Do you have family or friends that you do trust to watch your kids? when was the last time you and DH went out alone?? I rarely RARELY get sitters for my DS, my DH and i have only gone out maybe 5 times since he's been born, but even just going to dinner or lunch then going straight home is nice. Nice, uninterruped meal. it refreshes me. :)
IMO you have every right to be angry and resentful. Why does your husband get to work on all of his personal goals (not to mention have fun because hunting is not a personal goal; it's a vacation with the guys) while his wife and children suffer? I would have a long and honest talk with him and if that does not help I would go to marriage counseling.
In the meantime, can you hire someone to clean the house for you so you can spend the time with your studies and the kids? What about having someone come in while you are home so they can entertain the kids while you catch up on other stuff?

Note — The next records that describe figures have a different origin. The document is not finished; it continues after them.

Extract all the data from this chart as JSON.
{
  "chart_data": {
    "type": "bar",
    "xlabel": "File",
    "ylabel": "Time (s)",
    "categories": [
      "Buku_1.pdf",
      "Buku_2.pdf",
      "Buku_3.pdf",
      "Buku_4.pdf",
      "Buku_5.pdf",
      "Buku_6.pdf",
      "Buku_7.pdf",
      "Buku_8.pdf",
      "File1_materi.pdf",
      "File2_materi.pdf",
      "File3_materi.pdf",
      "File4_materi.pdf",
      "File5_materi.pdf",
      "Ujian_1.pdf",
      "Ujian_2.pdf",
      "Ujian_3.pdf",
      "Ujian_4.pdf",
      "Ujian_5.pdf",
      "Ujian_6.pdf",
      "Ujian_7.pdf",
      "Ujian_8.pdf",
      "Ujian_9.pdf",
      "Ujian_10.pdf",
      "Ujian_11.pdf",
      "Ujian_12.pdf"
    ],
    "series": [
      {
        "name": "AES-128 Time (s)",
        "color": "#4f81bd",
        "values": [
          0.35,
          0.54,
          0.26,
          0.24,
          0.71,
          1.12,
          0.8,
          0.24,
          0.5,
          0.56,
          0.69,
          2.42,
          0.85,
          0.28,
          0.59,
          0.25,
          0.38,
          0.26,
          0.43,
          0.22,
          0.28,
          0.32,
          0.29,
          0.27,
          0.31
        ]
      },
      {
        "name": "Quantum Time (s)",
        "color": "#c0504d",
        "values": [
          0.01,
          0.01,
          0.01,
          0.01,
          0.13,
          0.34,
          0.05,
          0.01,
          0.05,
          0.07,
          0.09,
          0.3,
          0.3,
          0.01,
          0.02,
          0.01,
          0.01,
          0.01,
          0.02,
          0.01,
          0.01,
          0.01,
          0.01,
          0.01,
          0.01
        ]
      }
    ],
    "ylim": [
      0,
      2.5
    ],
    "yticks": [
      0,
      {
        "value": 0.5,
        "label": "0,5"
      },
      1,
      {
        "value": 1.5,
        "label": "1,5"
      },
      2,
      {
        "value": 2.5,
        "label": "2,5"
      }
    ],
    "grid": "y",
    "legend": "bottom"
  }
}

You could find a local nanny service and install some nanny cams after you are comfortable with the nanny. Just a few quick ideas. :)
Fun things to do: Finger painting, homemade playdoh, making cookies, coloring/crafts, working on ABCs/123s for the older boy, movies, reading, board games, hide and seek, duck duck goose, blow up some balloons and bat them around ( they cannot break into anything but watch out for popping/choking hazard :) ), legos/puzzles for the older boy.
As for the mommy guilt/yelling...if you don't get a break things will only get worse. You and your husband should set up a time every week so you can get time alone. Go have coffee with a friend, go shopping, whatever you enjoy doing. We all need some me time every once in a while. Your husband is not single and he should not act like only his goals and time for fun matters.